Since he had misread the map on his first attempt up the mountain, he decided to make a second attempt. It was a tough decision, he said. “There is no trail, I’ve tried already, one time. I was lost.”

Finally he climbed high enough to look down over the Stewart River Valley and got his bearings. He found a snowmobile trail and started to follow it to Mayo.

“I like to see that,” said Guenot. “I felt like I was just dreaming.”

So did Mayo resident Blaine Peter when he noticed snowshoe tracks as he drove his snowmobile into Ethel Lake from the highway.

“It was kind of weird because there were no tracks from the highway coming in so they were like out of the blue,” Peter said.

The tracks went right through the gap trail on Hungry Mountain. He couldn’t follow them because his machine broke down, but he returned a few days later. He picked up the trail and eventually found Guenot’s spruce-bow bed and shelter.

Meanwhile Guenot was making his way to Mayo.

Josee Lemieux-Tremblay was surprised when she heard noise outside of her home in Mayo one day. It was Guenot speaking to her and her brother through the door in French. She opened it to find a wet Guenot and a sled filled with his gear and supplies.

She couldn’t believe he had walked to Mayo from Ethel Lake, spending about a week on the trail and running out of food.

“I offered him emergency kind of help,” she said, inviting him in to dry off, take a shower and have a meal.

“He appeared to be a really nice person,” Lemieux-Tremblay said.

At the Na-cho Nyak Dun offices where she works, she said people had been wondering where the mysterious snowshoe tracks came from.

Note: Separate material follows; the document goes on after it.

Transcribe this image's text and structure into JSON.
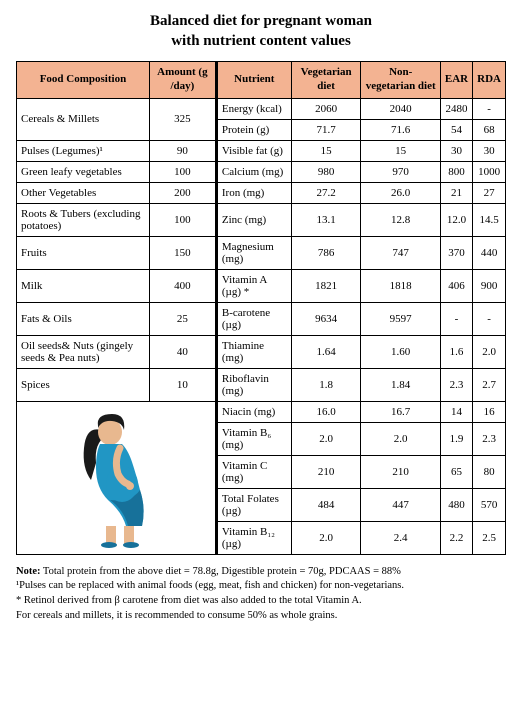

“There’s a Christmas mystery,” she said. “Nobody knew for awhile. We had so much fun talking about this mystery.”

At a cabin in Mayo where Guenot has now taken refuge for a while, he stirs a pot of moose sausage and rice.

“I want to learn about the wild lifestyle,” Guenot said. “I am respectful about the old people and their ancestors.”

A copy of the Jim Robb’s Colourful Five Percent lies by his table. His journal is filling up with writing and abstract drawings.

Soon he’ll have even more to write about. His next destination is Dawson City. And then on to Inuvik which he hopes to reach by the spring.

But his adventures won’t be over yet. Then he plans to go to Russia, to meet some friends, and enjoy a good game of Risk.